Hua Jun Zhao, 42, may have stolen the compound from a medical college office in Milwaukee and taken steps to deliver it to Zhejiang University, according to the Federal Bureau of Investigation.
“There is probable cause to believe that Hua Jun Zhao has committed the crime of economic espionage,” FBI Special Agent Gerald Shinneman wrote in an affidavit in support of a criminal complaint. Theft of trade secrets to benefit a foreign government is punishable by as long as 15 years’ imprisonment.
A preliminary hearing is set for April 11 before U.S. Magistrate Judge Patricia Gorence in Milwaukee. Dean Puschnig, a spokesman for Milwaukee U.S. Attorney James L. Santelle, declined to comment on the status of the case. Juval Scott, a federal public defender representing Zhao, couldn’t immediately be reached for comment on the charges.
Zhao conducted pharmacology research at the medical college as an assistant to Dr.
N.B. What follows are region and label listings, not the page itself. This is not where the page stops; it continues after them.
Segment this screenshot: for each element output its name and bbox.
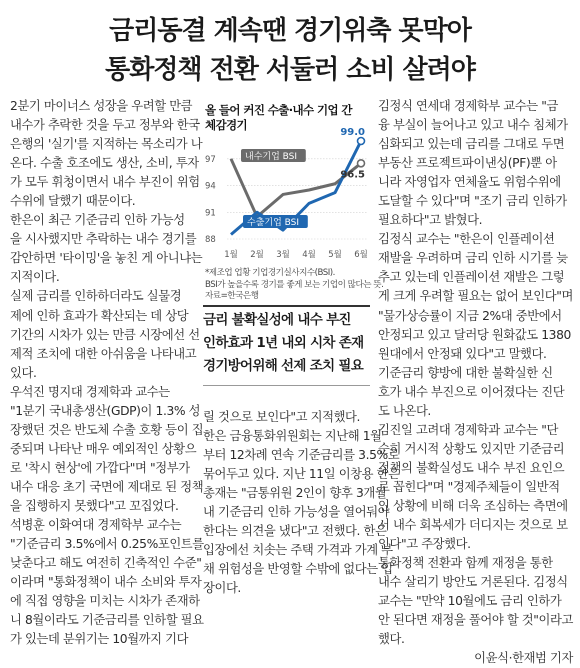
pull-quote-line: 금리 불확실성에 내수 부진 xyxy=(203,312,351,328)
left-column-line: 니 8월이라도 기준금리를 인하할 필요 xyxy=(10,613,204,628)
right-column-line: 안 된다면 재정을 풀어야 할 것"이라고 xyxy=(378,613,573,628)
chart-note-line: BSI가 높을수록 경기를 좋게 보는 기업이 많다는 뜻. xyxy=(205,279,384,290)
middle-column-line: 채 위험성을 반영할 수밖에 없다는 입 xyxy=(203,562,393,577)
x-tick-label: 4월 xyxy=(302,250,316,260)
left-column-line: 2분기 마이너스 성장을 우려할 만큼 xyxy=(10,99,193,113)
x-tick-label: 1월 xyxy=(224,250,238,260)
pull-quote-bottom-rule xyxy=(203,385,370,386)
right-column-line: 원대에서 안정돼 있다"고 말했다. xyxy=(378,346,547,361)
right-column-line: 심화되고 있는데 금리를 그대로 두면 xyxy=(378,137,565,152)
right-column-line: 재발을 우려하며 금리 인하 시기를 늦 xyxy=(378,251,568,266)
right-column-line: 융 부실이 늘어나고 있고 내수 침체가 xyxy=(378,118,568,133)
middle-column-line: 총재는 "금통위원 2인이 향후 3개월 xyxy=(203,486,387,501)
left-column-line: 기간의 시차가 있는 만큼 시장에선 선 xyxy=(10,327,200,342)
left-column xyxy=(10,97,202,649)
headline-line-2: 통화정책 전환 서둘러 소비 살려야 xyxy=(105,55,475,85)
byline: 이윤식·한재범 기자 xyxy=(474,651,573,666)
y-tick-label: 94 xyxy=(205,181,216,192)
left-column-line: 있다. xyxy=(10,365,37,380)
series-end-point xyxy=(358,160,365,167)
middle-column-line: 부터 12차례 연속 기준금리를 3.5%로 xyxy=(203,448,400,463)
left-column-line: 지적이다. xyxy=(10,270,60,285)
left-column-line: 감안하면 '타이밍'을 놓친 게 아니냐는 xyxy=(10,251,203,266)
right-column-line: 도달할 수 있다"며 "조기 금리 인하가 xyxy=(378,194,567,209)
left-column-line: 수위에 달했기 때문이다. xyxy=(10,194,136,209)
right-column-line: 부동산 프로젝트파이낸싱(PF)뿐 아 xyxy=(378,156,557,171)
left-column-line: 은행의 '실기'를 지적하는 목소리가 나 xyxy=(10,137,203,152)
right-column xyxy=(378,97,573,668)
left-column-line: 을 집행하지 못했다"고 꼬집었다. xyxy=(10,498,179,513)
left-column-line: 제적 조치에 대한 아쉬움을 나타내고 xyxy=(10,346,197,361)
y-tick-label: 88 xyxy=(205,235,216,245)
right-column-line: 호가 내수 부진으로 이어졌다는 진단 xyxy=(378,384,565,399)
middle-column-line: 한은 금융통화위원회는 지난해 1월 xyxy=(203,429,382,444)
right-column-line: 정책의 불확실성도 내수 부진 요인으 xyxy=(378,460,565,475)
right-column-line: "물가상승률이 지금 2%대 중반에서 xyxy=(378,308,562,323)
right-column-line: 순히 거시적 상황도 있지만 기준금리 xyxy=(378,441,565,456)
end-value-domestic: 96.5 xyxy=(340,169,365,181)
left-column-line: 장했던 것은 반도체 수출 호황 등이 집 xyxy=(10,422,204,437)
pull-quote-line: 경기방어위해 선제 조치 필요 xyxy=(203,358,364,374)
middle-column-line: 장이다. xyxy=(203,581,241,596)
series-line-domestic xyxy=(231,159,361,217)
chart-note-line: 자료=한국은행 xyxy=(205,291,259,301)
series-end-point xyxy=(358,138,365,145)
left-column-line: 을 시사했지만 추락하는 내수 경기를 xyxy=(10,232,197,247)
left-column-line: 낮춘다고 해도 여전히 긴축적인 수준" xyxy=(10,556,202,571)
middle-column-line: 한다는 의견을 냈다"고 전했다. 한은 xyxy=(203,524,387,539)
left-column-line: 온다. 수출 호조에도 생산, 소비, 투자 xyxy=(10,156,199,171)
left-column-line: 한은이 최근 기준금리 인하 가능성 xyxy=(10,213,185,228)
right-column-line: 게 크게 우려할 필요는 없어 보인다"며 xyxy=(378,289,573,304)
legend-domestic: 내수기업 BSI xyxy=(245,152,298,162)
middle-column-line: 묶어두고 있다. 지난 11일 이창용 한은 xyxy=(203,467,400,482)
right-column-line: 김정식 교수는 "한은이 인플레이션 xyxy=(378,232,555,247)
right-column-line: 로 꼽힌다"며 "경제주체들이 일반적 xyxy=(378,479,560,494)
x-tick-label: 5월 xyxy=(328,250,342,260)
right-column-line: 안정되고 있고 달러당 원화값도 1380 xyxy=(378,327,571,342)
right-column-line: 서 내수 회복세가 더디지는 것으로 보 xyxy=(378,518,568,533)
right-column-line: 김정식 연세대 경제학부 교수는 "금 xyxy=(378,99,558,113)
left-column-line: "1분기 국내총생산(GDP)이 1.3% 성 xyxy=(10,403,201,418)
right-column-line: 니라 자영업자 연체율도 위험수위에 xyxy=(378,175,561,190)
x-tick-label: 2월 xyxy=(250,250,264,260)
middle-column xyxy=(203,408,400,598)
right-column-line: 통화정책 전환과 함께 재정을 통한 xyxy=(378,556,553,571)
middle-column-line: 릴 것으로 보인다"고 지적했다. xyxy=(203,410,361,424)
chart-title-line-2: 체감경기 xyxy=(205,118,248,132)
left-column-line: 내수가 추락한 것을 두고 정부와 한국 xyxy=(10,118,200,133)
right-column-line: 내수 살리기 방안도 거론된다. 김정식 xyxy=(378,575,568,590)
right-column-line: 김진일 고려대 경제학과 교수는 "단 xyxy=(378,422,558,437)
end-value-export: 99.0 xyxy=(340,127,365,138)
left-column-line: "기준금리 3.5%에서 0.25%포인트를 xyxy=(10,537,204,552)
left-column-line: 실제 금리를 인하하더라도 실물경 xyxy=(10,289,182,304)
pull-quote-line: 인하효과 1년 내외 시차 존재 xyxy=(203,335,364,351)
left-column-line: 제에 인하 효과가 확산되는 데 상당 xyxy=(10,308,189,323)
left-column-line: 내수 대응 초기 국면에 제대로 된 정책 xyxy=(10,479,204,494)
right-column-line: 했다. xyxy=(378,632,405,647)
left-column-line: 우석진 명지대 경제학과 교수는 xyxy=(10,384,170,399)
right-column-line: 인다"고 주장했다. xyxy=(378,537,471,552)
x-tick-label: 3월 xyxy=(276,250,290,260)
headline-line-1: 금리동결 계속땐 경기위축 못막아 xyxy=(109,16,471,46)
right-column-line: 도 나온다. xyxy=(378,403,431,418)
y-tick-label: 91 xyxy=(205,208,216,219)
legend-export: 수출기업 BSI xyxy=(247,218,300,228)
left-column-line: 로 '착시 현상'에 가깝다"며 "정부가 xyxy=(10,460,190,475)
pull-quote xyxy=(203,309,373,378)
right-column-line: 필요하다"고 밝혔다. xyxy=(378,213,483,228)
pull-quote-top-rule xyxy=(203,305,370,307)
left-column-line: 중되며 나타난 매우 예외적인 상황으 xyxy=(10,441,197,456)
left-column-line: 이라며 "통화정책이 내수 소비와 투자 xyxy=(10,575,202,590)
y-tick-label: 97 xyxy=(205,154,216,165)
left-column-line: 석병훈 이화여대 경제학부 교수는 xyxy=(10,518,182,533)
right-column-line: 교수는 "만약 10월에도 금리 인하가 xyxy=(378,594,562,609)
line-chart xyxy=(203,101,373,266)
chart-title-line-1: 올 들어 커진 수출·내수 기업 간 xyxy=(205,103,352,117)
middle-column-line: 내 기준금리 인하 가능성을 열어둬야 xyxy=(203,505,390,520)
chart-note-line: *제조업 업황 기업경기실사지수(BSI). xyxy=(205,268,335,278)
chart-note xyxy=(205,268,383,303)
left-column-line: 가 모두 휘청이면서 내수 부진이 위험 xyxy=(10,175,200,190)
chart-box xyxy=(203,101,384,301)
right-column-line: 인 상황에 비해 더욱 조심하는 측면에 xyxy=(378,498,568,513)
x-tick-label: 6월 xyxy=(354,250,368,260)
middle-column-line: 입장에선 치솟는 주택 가격과 가계 부 xyxy=(203,543,393,558)
right-column-line: 추고 있는데 인플레이션 재발은 그렇 xyxy=(378,270,565,285)
left-column-line: 에 직접 영향을 미치는 시차가 존재하 xyxy=(10,594,200,609)
right-column-line: 기준금리 향방에 대한 불확실한 신 xyxy=(378,365,553,380)
left-column-line: 가 있는데 분위기는 10월까지 기다 xyxy=(10,632,189,647)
Marshall Anderson, according to Shinneman. On Feb. 22, Anderson told college security three bottles of a powdery compound identified only as C-25, for which he held the patent, had disappeared from his office, the FBI agent said. The vials were worth about $8,000, Shinneman said.
A review of security video showed Zhao was the only person to enter or leave Anderson’s office around the time the bottles disappeared, according to the affidavit.
College security also learned Zhao had been in China from December to February and stated on his resume that he was an assistant professor at Zhejiang University, Shinneman said.
Zhao claimed on the website ResearchGate that he had discovered a cancer-fighting compound and wanted to bring it to China, the FBI agent said.
Federal agents, with a search warrant for Zhao’s residence on March 28, found a receipt for a package sent to his wife in China a month earlier, together with plane tickets for a flight from Chicago to China, scheduled to depart yesterday, Shinneman said.
The case is U.S. v. Zhao, 13-mj-00220, U.S. District Court for the Eastern District of Wisconsin (Milwaukee).